SK On dan Factorial Energy Bersatu Produksi Baterai Solid-State Massal, Targetkan Jarak Tempuh Lebih Jauh

Penulis: Rizky Firmansyah  •  Kamis, 30 Juli 2026 | 07:05:31 WIB
Penandatanganan nota kesepahaman antara SK On dan Factorial Energy untuk memproduksi baterai solid-state secara massal dilakukan pada Rabu (19/2) pekan lalu.

SUMATERA SELATAN — Penandatanganan nota kesepahaman (MoU) dilakukan pada Rabu (19/2) pekan lalu, menandai langkah konkret kedua perusahaan untuk mengatasi tantangan terbesar baterai solid-state: biaya produksi tinggi dan kerapuhan elektrolit padat. Fokus awal aliansi ini adalah menguji apakah fasilitas pabrik SK On yang tersebar di berbagai negara mampu mendukung pengembangan dan produksi massal teknologi FEST (Factorial Electrolyte System Technology) milik Factorial.

Teknologi FEST: 375 Wh/kg dan Isi Daya 15-90% dalam 18 Menit

Baterai solid-state Factorial telah menunjukkan hasil uji coba yang impresif. Sel FEST 77Ah miliknya mencapai kepadatan energi 375 Wh/kg selama lebih dari 600 siklus pengisian dalam pengujian bersama Stellantis pada tahun lalu. Angka ini jauh melampaui rata-rata baterai lithium-ion saat ini yang berkisar 200-260 Wh/kg.

Yang lebih menarik, sel ini mampu diisi dari 15 persen hingga 90 persen hanya dalam 18 menit — setara dengan kecepatan pengisian pengisi daya ultra-cepat. Performa ini tetap terjaga bahkan pada suhu ekstrem antara -30°C hingga 45°C, dengan tingkat pengosongan daya mencapai 4C. Artinya, baterai bisa habis dalam 15 menit jika digunakan maksimal, cocok untuk aplikasi performa tinggi seperti mobil sport listrik.

Dari Dodge Charger Daytona hingga Mercedes-Benz EQS Jarak Jauh

Factorial sudah memiliki sederet mitra otomotif besar. Bulan lalu, mereka mengumumkan pengujian sel FEST pada platform STLA Large milik Stellantis yang digunakan untuk prototipe Dodge Charger Daytona.
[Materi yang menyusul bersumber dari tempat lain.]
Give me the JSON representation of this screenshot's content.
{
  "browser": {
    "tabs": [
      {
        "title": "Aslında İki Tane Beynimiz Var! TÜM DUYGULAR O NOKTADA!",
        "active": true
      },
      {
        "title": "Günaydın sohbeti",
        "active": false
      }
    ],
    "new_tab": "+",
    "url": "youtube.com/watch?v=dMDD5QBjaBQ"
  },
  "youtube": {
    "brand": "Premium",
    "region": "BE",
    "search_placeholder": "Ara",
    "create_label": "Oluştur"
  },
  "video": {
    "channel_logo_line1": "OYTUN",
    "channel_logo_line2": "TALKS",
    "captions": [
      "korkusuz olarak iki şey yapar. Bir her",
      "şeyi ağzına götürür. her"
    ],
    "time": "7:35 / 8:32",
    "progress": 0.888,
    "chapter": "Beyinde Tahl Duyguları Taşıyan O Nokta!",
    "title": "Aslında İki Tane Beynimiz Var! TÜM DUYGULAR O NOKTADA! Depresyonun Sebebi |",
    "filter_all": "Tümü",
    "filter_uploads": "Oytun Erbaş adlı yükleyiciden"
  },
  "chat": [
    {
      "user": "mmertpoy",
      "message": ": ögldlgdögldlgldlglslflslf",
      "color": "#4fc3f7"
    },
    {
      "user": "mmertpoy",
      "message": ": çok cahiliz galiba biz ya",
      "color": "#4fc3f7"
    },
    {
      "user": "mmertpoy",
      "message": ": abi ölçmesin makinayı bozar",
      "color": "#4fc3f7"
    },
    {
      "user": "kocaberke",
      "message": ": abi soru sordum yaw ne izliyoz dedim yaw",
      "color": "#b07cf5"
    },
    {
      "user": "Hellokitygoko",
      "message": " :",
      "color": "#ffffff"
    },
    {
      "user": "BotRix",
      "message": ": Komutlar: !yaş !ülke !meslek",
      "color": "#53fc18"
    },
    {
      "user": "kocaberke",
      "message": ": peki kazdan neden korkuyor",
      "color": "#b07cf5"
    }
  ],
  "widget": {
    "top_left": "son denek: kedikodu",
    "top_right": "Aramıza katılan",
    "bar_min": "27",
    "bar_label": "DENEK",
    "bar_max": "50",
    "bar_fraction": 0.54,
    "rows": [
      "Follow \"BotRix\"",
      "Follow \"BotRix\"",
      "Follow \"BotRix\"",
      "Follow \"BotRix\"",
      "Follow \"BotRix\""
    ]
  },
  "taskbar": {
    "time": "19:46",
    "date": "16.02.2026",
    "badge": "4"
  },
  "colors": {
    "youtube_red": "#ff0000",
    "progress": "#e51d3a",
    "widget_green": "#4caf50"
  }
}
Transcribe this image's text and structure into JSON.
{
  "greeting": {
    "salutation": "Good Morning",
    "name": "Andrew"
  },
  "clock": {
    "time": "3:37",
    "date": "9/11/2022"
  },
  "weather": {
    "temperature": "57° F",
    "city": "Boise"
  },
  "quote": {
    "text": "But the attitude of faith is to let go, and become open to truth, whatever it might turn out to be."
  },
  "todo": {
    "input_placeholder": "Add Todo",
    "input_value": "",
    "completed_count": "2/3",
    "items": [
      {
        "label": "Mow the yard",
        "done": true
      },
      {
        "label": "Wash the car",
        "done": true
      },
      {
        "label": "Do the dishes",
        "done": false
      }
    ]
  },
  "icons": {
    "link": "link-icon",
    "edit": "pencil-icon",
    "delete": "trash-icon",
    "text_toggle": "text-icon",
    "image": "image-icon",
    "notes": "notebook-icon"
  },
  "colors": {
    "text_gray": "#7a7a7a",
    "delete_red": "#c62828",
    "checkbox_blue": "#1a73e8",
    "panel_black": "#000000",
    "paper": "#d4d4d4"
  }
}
Sebelumnya, pada musim gugur 2024, Mercedes-Benz berhasil menempuh jarak lebih dari 1.200 kilometer dengan satu kali pengisian daya menggunakan baterai Factorial pada mobil modified EQS.

Kepala Teknologi Mercedes-Benz, Markus Schäfer, menyebut teknologi Factorial sebagai “pengubah permainan” potensial bagi kendaraan listrik. Factorial juga menjalin kerja sama dengan Hyundai, Kia, dan Mercedes-Benz untuk komersialisasi baterai ini. Sementara SK On selama ini memasok baterai ke Hyundai Motor Group, Ford, dan Volkswagen, dengan kapasitas produksi sekitar 100 GWh di Amerika Serikat saja.

Skala Produksi: Kunci agar Baterai Ini Tak Sekadar Prototipe

“Sebuah terobosan baterai hanya berarti jika bisa diproduksi secara massal,” ujar Siyu Huang, CEO Factorial Energy, dalam pernyataan resmi setelah pengumuman aliansi. Ia menambahkan bahwa jejak manufaktur SK On yang mencakup beberapa pabrik tercanggih di dunia akan menjadi kunci dalam mengintegrasikan teknologi solid-state ke dalam ekosistem produksi global.

Aliansi ini bukan satu-satunya langkah Factorial. Pada Desember lalu, mereka juga mengumumkan kerja sama dengan POSCO FUTURE M asal Korea Selatan untuk mengembangkan material khusus untuk baterai solid-state penuh. Langkah ini menunjukkan bahwa persaingan menuju baterai solid-state massal semakin memanas, dengan Factorial dan SK On memilih bergabung daripada bertarung sendiri.

Reporter: Rizky Firmansyah
Sumber: electrek.co This article was automatically rewritten by AI based on the source above without altering the facts of the original article.